RE: Bundesinstitut warnt vor „Wundermittel“ MMS

in Deutschland 22.11.2015 14:43
von Gert | 991 Beiträge | 991 Punkte

Hm, Wandergesell, da liegt vor uns eines der Probleme unserer Mediziner. (Nicht bei allen ist das so, aber bei etlichen.)
Man verschreibt gegen Problem a. Dann ist da noch Problem b. Ach ja, dagegen hilft etwas anderes gut.
Nun kommt ein akutes Problem c. Ja, da weiß man, was hilft und verschreibt es.
Plötzlich sind da drei oder vier Medikamente. Jedes, für sich genommen, hilft an dem Punkt, für den es gedacht ist. Aber zusammen lösen sie neue Probleme aus. Viele Mediziner denken nur ungenügend darüber nach, was eine Kombination unterschiedlicher, für sich ordentlich wirkender, Medikamente anrichten kann.
Gert


Furcht ist nicht in der Liebe


zuletzt bearbeitet 22.11.2015 14:44 | nach oben springen

#9

RE: Bundesinstitut warnt vor „Wundermittel“ MMS

in Deutschland 22.11.2015 22:07
von BlattimWind | 2.494 Beiträge | 2533 Punkte

Ja, Gert, da hast Du wohl recht. Das ist die Praxis.
Aber leider kommt bei den ganzen 'Problem'-Behandlungen der Patient selber zu kurz. Denn die eigentlichen Krankheitsursachen und deren Beseitigung liegen nicht im Selbstverständnis der Schulmedizin.
Therapiert werden alleine die Krankheitssymptome – mit vielen, unterschiedlichen Medikamenten, einschließlich deren Neben- und Wechselwirkungen.
Es sei dahin gestellt, ob die Ärzte diese nicht kennen (was bei der Vielzahl von Medikamenten und Wirkstoffen nachvollziehbar ist) oder gar nicht beachten (weil den einen nicht interessiert, was der andere behandelt und verordnet).

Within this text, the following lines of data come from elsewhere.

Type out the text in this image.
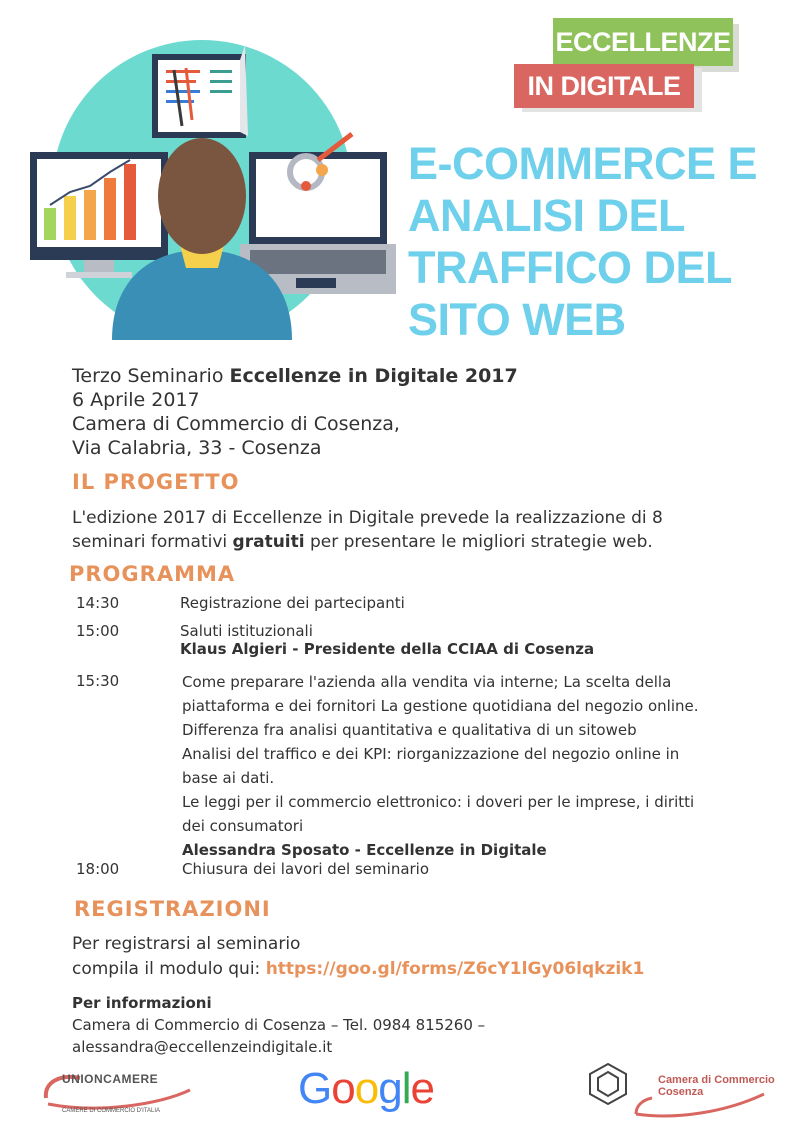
ECCELLENZE
IN DIGITALE
E-COMMERCE E
ANALISI DEL
TRAFFICO DEL
SITO WEB
Terzo Seminario Eccellenze in Digitale 2017
6 Aprile 2017
Camera di Commercio di Cosenza,
Via Calabria, 33 - Cosenza
IL PROGETTO
L'edizione 2017 di Eccellenze in Digitale prevede la realizzazione di 8
seminari formativi gratuiti per presentare le migliori strategie web.
PROGRAMMA
14:30	Registrazione dei partecipanti
15:00	Saluti istituzionali
Klaus Algieri - Presidente della CCIAA di Cosenza
15:30	Come preparare l'azienda alla vendita via interne; La scelta della
piattaforma e dei fornitori La gestione quotidiana del negozio online.
Differenza fra analisi quantitativa e qualitativa di un sitoweb
Analisi del traffico e dei KPI: riorganizzazione del negozio online in
base ai dati.
Le leggi per il commercio elettronico: i doveri per le imprese, i diritti
dei consumatori
Alessandra Sposato - Eccellenze in Digitale
18:00	Chiusura dei lavori del seminario
REGISTRAZIONI
Per registrarsi al seminario
compila il modulo qui: https://goo.gl/forms/Z6cY1lGy06lqkzik1
Per informazioni
Camera di Commercio di Cosenza – Tel. 0984 815260 –
alessandra@eccellenzeindigitale.it
UNIONCAMERE
CAMERE DI COMMERCIO D'ITALIA	Google	Camera di Commercio
Cosenza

Es steht wohl außer Zweifel, dass die regelmäßige Einnahme von Medikamenten, vor allem über einen längeren Zeitraum, nicht ohne Nebenwirkungen verläuft.
Auch die Zulassung für ein Medikament garantiert noch längst nicht dessen Unbedenklichkeit – ein Beispiel ist das diesjährige Risikobewertungsverfahren des BfArM (Bundesinstitut für Arzeneimittel und Medizinprodukte) einschl. der veröffentlichten Liste über das Ruhen von Arzeneimittelzulassungen (es betrifft Generika).

Dass Ärzte bei der Verordnung von Medikamenten nur auf das Wohl des Patienten bedacht sind, glaube ich schon lange nicht mehr.